561 F2d 169 Truelsen v. European Health Spa of Nebraska Inc
561 F.2d 169
Charles H. TRUELSEN, Trustee, Appellee,
EUROPEAN HEALTH SPA OF NEBRASKA, INC., a Colorado
Corporation, and European Health Spas, Inc., a
Utah Corporation, Appellants.
United States Court of Appeals,
Submitted Sept. 1, 1977.
Decided Sept. 8, 1977.
C. Keith Rooker and Clayton J. Parr, Salt Lake City, Utah, and Susman, Stern, Heifetz, Lurie & Sheehan, St. Louis, Mo., for appellants.
Harry H. Foulks, Omaha, Neb., for appellee.
Before GIBSON, Chief Judge, HEANEY, Circuit Judge, and DEVITT, District Judge.*
This is a diversity case for breach of contract. Defendants claimed the contract was void for lack of consideration, mutual mistake of fact and, in any event, denied any breach. The jury found against defendants on special interrogatories, and the District Court1 granted judgment for the plaintiff. Defendants appealed.
Prior to June 1968, Interstate Investment, Inc. (Interstate) had leased property in Omaha, Nebraska, and had begun remodeling to open a health spa. Robert L. Rice, Ken Melbry and Les Workman were also interested in opening a spa in Omaha. Negotiations were held resulting in an agreement signed in June 1968 under which Interstate assigned its lease and all interest in the partially completed spa to defendant European Health Spa of Nebraska, Inc., (EHS). Interstate received 20% of the stock of EHS; the remaining 80% went to Rice, Melbry, Workman and their investors.2
The present litigation arose from an agreement entered into on March 20, 1970, that superseded the 1968 agreement. Under the 1970 agreement the 20%-80% stock proportion was restated even though reorganization had rendered it obsolete. In addition, the agreement provided that, beginning with September 1969, 8% of the after-tax gross income of EHS would be paid to Rice, Melbry and Workman and 2% of after-tax gross income would be paid to plaintiff Charles H. Truelsen as trustee.
Under the 1970 agreement, as found by the trial court, the amounts paid into trust were to be applied toward reduction of all construction debts incurred by Interstate relating to the health spa. The trust was to continue until all such debts3 were paid. During that time the payments by EHS were to comprise the entire profit or income share of Interstate. EHS made the required payments through March 1972, totaling $14,269.21. Defendants contend that only the unpaid construction debts of Interstate were to be paid by the trustee and further that some of these debts are now barred by the statute of limitations.

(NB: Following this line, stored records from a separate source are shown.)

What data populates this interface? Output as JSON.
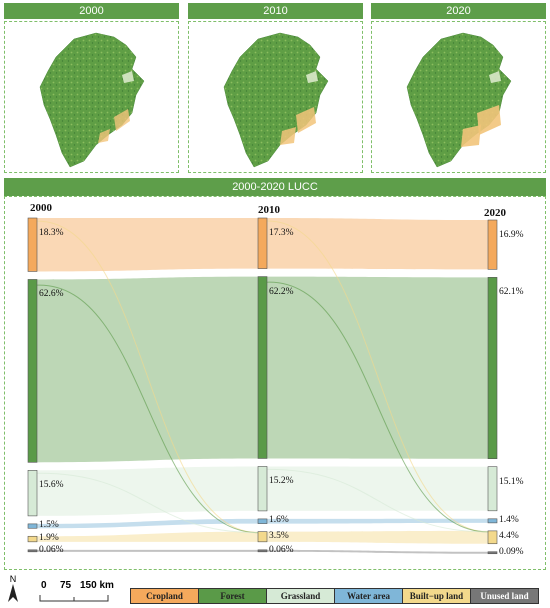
{
  "maps": {
    "titles": [
      "2000",
      "2010",
      "2020"
    ]
  },
  "sankey": {
    "title": "2000-2020 LUCC",
    "years": [
      "2000",
      "2010",
      "2020"
    ],
    "categories": [
      "Cropland",
      "Forest",
      "Grassland",
      "Water area",
      "Built−up land",
      "Unused land"
    ],
    "colors": [
      "#f4a95c",
      "#5a9a48",
      "#d6ead6",
      "#7fb6d8",
      "#f3d98c",
      "#777777"
    ],
    "values": {
      "2000": [
        18.3,
        62.6,
        15.6,
        1.5,
        1.9,
        0.06
      ],
      "2010": [
        17.3,
        62.2,
        15.2,
        1.6,
        3.5,
        0.06
      ],
      "2020": [
        16.9,
        62.1,
        15.1,
        1.4,
        4.4,
        0.09
      ]
    },
    "labels": {
      "2000": [
        "18.3%",
        "62.6%",
        "15.6%",
        "1.5%",
        "1.9%",
        "0.06%"
      ],
      "2010": [
        "17.3%",
        "62.2%",
        "15.2%",
        "1.6%",
        "3.5%",
        "0.06%"
      ],
      "2020": [
        "16.9%",
        "62.1%",
        "15.1%",
        "1.4%",
        "4.4%",
        "0.09%"
      ]
    }
  },
  "scalebar": {
    "north": "N",
    "ticks": [
      "0",
      "75",
      "150 km"
    ]
  },
  "legend": {
    "items": [
      "Cropland",
      "Forest",
      "Grassland",
      "Water area",
      "Built−up land",
      "Unused land"
    ]
  }
}
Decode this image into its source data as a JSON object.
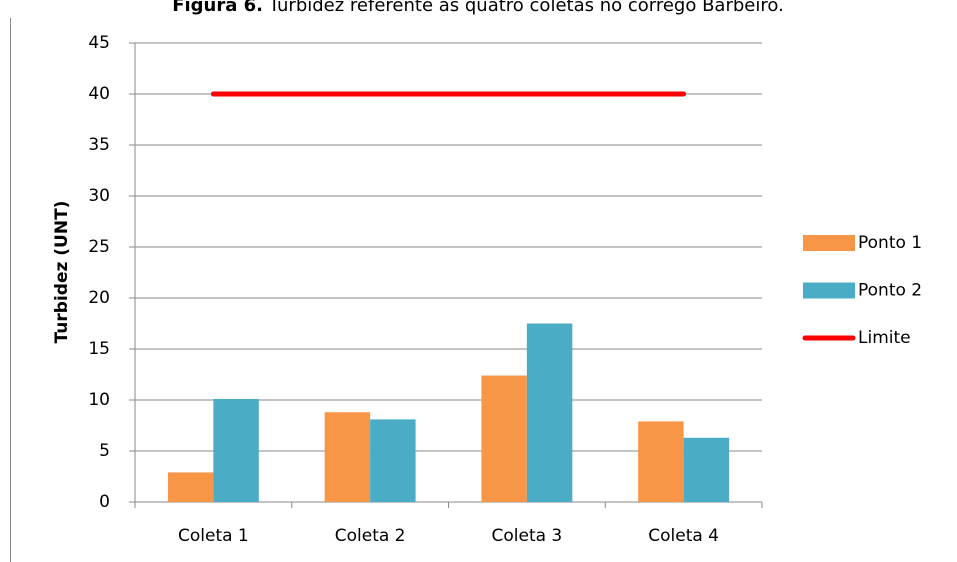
{
  "chart_data": {
    "type": "bar",
    "title_label": "Figura 6.",
    "title": "Turbidez referente às quatro coletas no córrego Barbeiro.",
    "y_label": "Turbidez (UNT)",
    "categories": [
      "Coleta 1",
      "Coleta 2",
      "Coleta 3",
      "Coleta 4"
    ],
    "series": [
      {
        "name": "Ponto 1",
        "color": "#f79646",
        "type": "bar",
        "values": [
          2.9,
          8.8,
          12.4,
          7.9
        ]
      },
      {
        "name": "Ponto 2",
        "color": "#4bacc6",
        "type": "bar",
        "values": [
          10.1,
          8.1,
          17.5,
          6.3
        ]
      },
      {
        "name": "Limite",
        "color": "#ff0000",
        "type": "line",
        "values": [
          40,
          40,
          40,
          40
        ]
      }
    ],
    "ylim": [
      0,
      45
    ],
    "yticks": [
      0,
      5,
      10,
      15,
      20,
      25,
      30,
      35,
      40,
      45
    ],
    "grid": true,
    "legend": "right"
  }
}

Truelsen, as trustee, filed this suit for an accounting on January 31, 1975. After a jury rejected the defenses of lack of consideration and mutual mistake of fact, the District Court sustained plaintiff's motion for summary judgment on the verdict. The trial court found that the obligation of EHS under the 1970 agreement to pay into the corpus of this trust was unrelated to the running of the statute of limitations or any other defense of Interstate to the construction debt. The Court held such defenses have no bearing on plaintiff because his relationship is one of trustee to beneficiary rather than debtor to creditor.
Upon a review of the record and of the briefs of the parties, we are convinced that the trial court's findings of fact are not clearly erroneous and that it applied correct principles of law to the factual issues presented. The 1970 agreement was drafted by an attorney for EHS. In Nebraska, as elsewhere, a contract is construed most strongly against the draftsman. Timmerman Bros., Inc. v. Quigley, 198 Neb. 129, 251 N.W.2d 877 (1977); Omaha Public Power Dist. V. Natkin & Co., 193 Neb. 518, 227 N.W.2d 864 (1975). The trial court's construction of the contract is certainly a permissible one and in fact appears to be the most rational construction of the ambiguous contract drafted by defendant EHS. If defendants intended for the trust to pay only outstanding unpaid claims, the contract could have unequivocally so stated, and defendants must bear the burden of any ambiguity arising from this contract.
The judgment of the District Court is affirmed.
The Honorable Edward J. Devitt, Chief Judge, United States District Court for the District of Minnesota, sitting by designation
The Honorable Albert G. Schatz, United States District Judge for the District of Nebraska
On June 27, 1968, all EHS stock was exchanged for stock in Kennebec Consolidated Mining Company as part of a reorganization. Subsequent reorganizations resulted in defendant European Health Spas, Inc. owning all stock in EHS
Paragraph 5 of the 1970 agreement acknowledged that Interstate had expended for construction a total of $75,563.25. It further stated that Interstate's "share of the profits derived from the operation of (EHS), as hereinabove set forth, shall be used by (Interstate) as payment for said construction expenses."